I tried out my usual search term, “amyotrophic lateral sclerosis” and got the standard mix that PubMed would have provided. But the “links” feature doesn’t really offer much. As noted, it doesn’t apprise you of any resources you might not have been familiar with, in sorry contrast to Mednar, ScienceRoll, and SearchMedica which all do. Relemed links included Google (not even Goggle Scholar), to the publisher’s site of the abstracted article (which is standard operating procedure in PubMed) and to the search engine Scirus, which is something the others don’t do but then why would they, as they tend to be better search tools themselves? Scirus is no great shakes.

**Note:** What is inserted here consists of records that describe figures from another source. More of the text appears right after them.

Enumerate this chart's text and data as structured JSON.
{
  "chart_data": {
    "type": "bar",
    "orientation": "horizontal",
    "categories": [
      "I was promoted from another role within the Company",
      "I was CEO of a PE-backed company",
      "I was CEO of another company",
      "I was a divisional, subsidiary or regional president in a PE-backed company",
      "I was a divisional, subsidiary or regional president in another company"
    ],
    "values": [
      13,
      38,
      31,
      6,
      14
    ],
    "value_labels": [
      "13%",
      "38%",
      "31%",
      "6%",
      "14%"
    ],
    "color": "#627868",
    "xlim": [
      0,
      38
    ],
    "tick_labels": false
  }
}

Relemed does have neat features that some of its rivals do not. You can do the following:
[text size] use this font size for text: xx-small x-small small medium large x-large xx-large
[highlight color] use this color to highlight query words in the articles: red green blue black purple yellow orange navy olive maroon
That is particularly helpful for those with visual impairments.
But in terms of its marketing, Relemed needs major revamping. There is no simple, “About Us” page. There is a news page, but the most recent item is from May 2008 and I could not get back to the page that featured links to commentary, such as that of the noted blogger David Rothman: and got an error message for the Relemed feedback webpage. The page of links to commentary about Relemed (that page, which I now can’t find—which is indicative of the navigation problems with Relemed) had featured links to Relemed own press releases, which are not unbiased and should not properly be in such a section. That section of the site (again, which I can’t now can’t find–grrrr) also made inflated claims for Relemed saying it is in some ways superior to PubMed, which I for one don’t buy.

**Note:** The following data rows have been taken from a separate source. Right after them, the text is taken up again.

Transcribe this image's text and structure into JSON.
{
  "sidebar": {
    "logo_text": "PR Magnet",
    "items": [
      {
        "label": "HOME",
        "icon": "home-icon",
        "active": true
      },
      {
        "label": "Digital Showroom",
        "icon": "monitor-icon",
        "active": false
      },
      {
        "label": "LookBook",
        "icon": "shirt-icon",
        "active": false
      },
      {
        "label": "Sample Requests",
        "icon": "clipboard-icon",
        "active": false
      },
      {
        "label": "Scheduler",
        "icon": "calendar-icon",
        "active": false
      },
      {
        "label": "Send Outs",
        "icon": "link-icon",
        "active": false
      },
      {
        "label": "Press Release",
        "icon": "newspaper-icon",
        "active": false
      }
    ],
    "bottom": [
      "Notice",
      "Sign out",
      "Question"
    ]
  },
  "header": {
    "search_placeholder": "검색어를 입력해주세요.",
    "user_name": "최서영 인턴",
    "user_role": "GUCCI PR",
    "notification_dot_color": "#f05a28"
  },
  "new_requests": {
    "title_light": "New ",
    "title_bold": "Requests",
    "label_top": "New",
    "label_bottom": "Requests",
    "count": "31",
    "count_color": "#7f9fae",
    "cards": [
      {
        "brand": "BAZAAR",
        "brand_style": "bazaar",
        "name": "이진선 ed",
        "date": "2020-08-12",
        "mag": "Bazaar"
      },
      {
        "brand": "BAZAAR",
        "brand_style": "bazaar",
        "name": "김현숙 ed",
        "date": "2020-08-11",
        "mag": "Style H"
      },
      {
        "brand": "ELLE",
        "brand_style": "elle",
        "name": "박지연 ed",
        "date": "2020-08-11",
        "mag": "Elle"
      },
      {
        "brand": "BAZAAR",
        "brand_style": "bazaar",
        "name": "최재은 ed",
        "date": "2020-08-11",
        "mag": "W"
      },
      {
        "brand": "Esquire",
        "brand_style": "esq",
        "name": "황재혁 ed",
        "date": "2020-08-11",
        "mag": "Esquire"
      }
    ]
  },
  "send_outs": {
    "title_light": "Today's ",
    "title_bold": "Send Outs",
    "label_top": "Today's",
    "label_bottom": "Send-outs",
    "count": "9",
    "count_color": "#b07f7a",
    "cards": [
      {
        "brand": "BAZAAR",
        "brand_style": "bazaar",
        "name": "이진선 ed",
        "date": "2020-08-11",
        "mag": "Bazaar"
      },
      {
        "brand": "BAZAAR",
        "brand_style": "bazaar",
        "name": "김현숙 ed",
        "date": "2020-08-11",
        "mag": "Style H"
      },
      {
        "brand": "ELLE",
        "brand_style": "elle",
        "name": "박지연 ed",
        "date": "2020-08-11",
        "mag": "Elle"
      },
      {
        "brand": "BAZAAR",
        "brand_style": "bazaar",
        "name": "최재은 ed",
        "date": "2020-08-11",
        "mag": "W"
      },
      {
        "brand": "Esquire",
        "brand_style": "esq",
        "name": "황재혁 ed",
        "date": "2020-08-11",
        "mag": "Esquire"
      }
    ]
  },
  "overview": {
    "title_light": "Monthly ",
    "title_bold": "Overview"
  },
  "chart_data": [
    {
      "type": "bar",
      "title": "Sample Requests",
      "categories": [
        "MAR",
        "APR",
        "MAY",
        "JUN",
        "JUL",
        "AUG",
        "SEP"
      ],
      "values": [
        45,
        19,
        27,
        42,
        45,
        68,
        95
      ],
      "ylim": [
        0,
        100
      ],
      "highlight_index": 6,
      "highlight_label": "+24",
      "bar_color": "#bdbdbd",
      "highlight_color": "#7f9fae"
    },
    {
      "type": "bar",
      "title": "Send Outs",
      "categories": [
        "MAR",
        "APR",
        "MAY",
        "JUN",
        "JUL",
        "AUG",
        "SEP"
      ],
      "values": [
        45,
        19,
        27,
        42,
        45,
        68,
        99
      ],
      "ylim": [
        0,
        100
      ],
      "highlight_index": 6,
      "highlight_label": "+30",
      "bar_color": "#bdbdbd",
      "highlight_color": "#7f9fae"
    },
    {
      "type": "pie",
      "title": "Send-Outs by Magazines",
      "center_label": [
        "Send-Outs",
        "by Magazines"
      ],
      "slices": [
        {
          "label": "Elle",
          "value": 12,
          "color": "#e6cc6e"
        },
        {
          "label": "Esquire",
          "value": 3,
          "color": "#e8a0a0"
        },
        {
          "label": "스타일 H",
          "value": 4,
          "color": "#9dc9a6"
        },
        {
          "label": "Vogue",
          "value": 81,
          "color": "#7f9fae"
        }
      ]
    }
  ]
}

There, now what positive things will I say about Relemed? Well, first of all the Department of Public Health Sciences of the University of Virginia School of Medicine is to be commended for its initiative, daring and commitment of substantial resources to this project. Creating a medical search engine requires a substantial investment of resources and employment of know-how and every new search engine that enlarges the arsenal for researchers, working medical people and medical and other librarians is something to be grateful for and its developers should be lauded accordingly.
Additionally, the authors of the article about Relemed, “Relemed: Sentence-Level Search Engine With Relevance Score for the MEDLINE Database of Biomedical Articles,” deserve praise for explaining the impetus behind the development of Relemed so cogently and for contributing to the open access literature on this important topic. The more health-related search engines the better and the more discussion and scholarship about them the better.
Relemed isn’t perfect, but it deserves to be better known.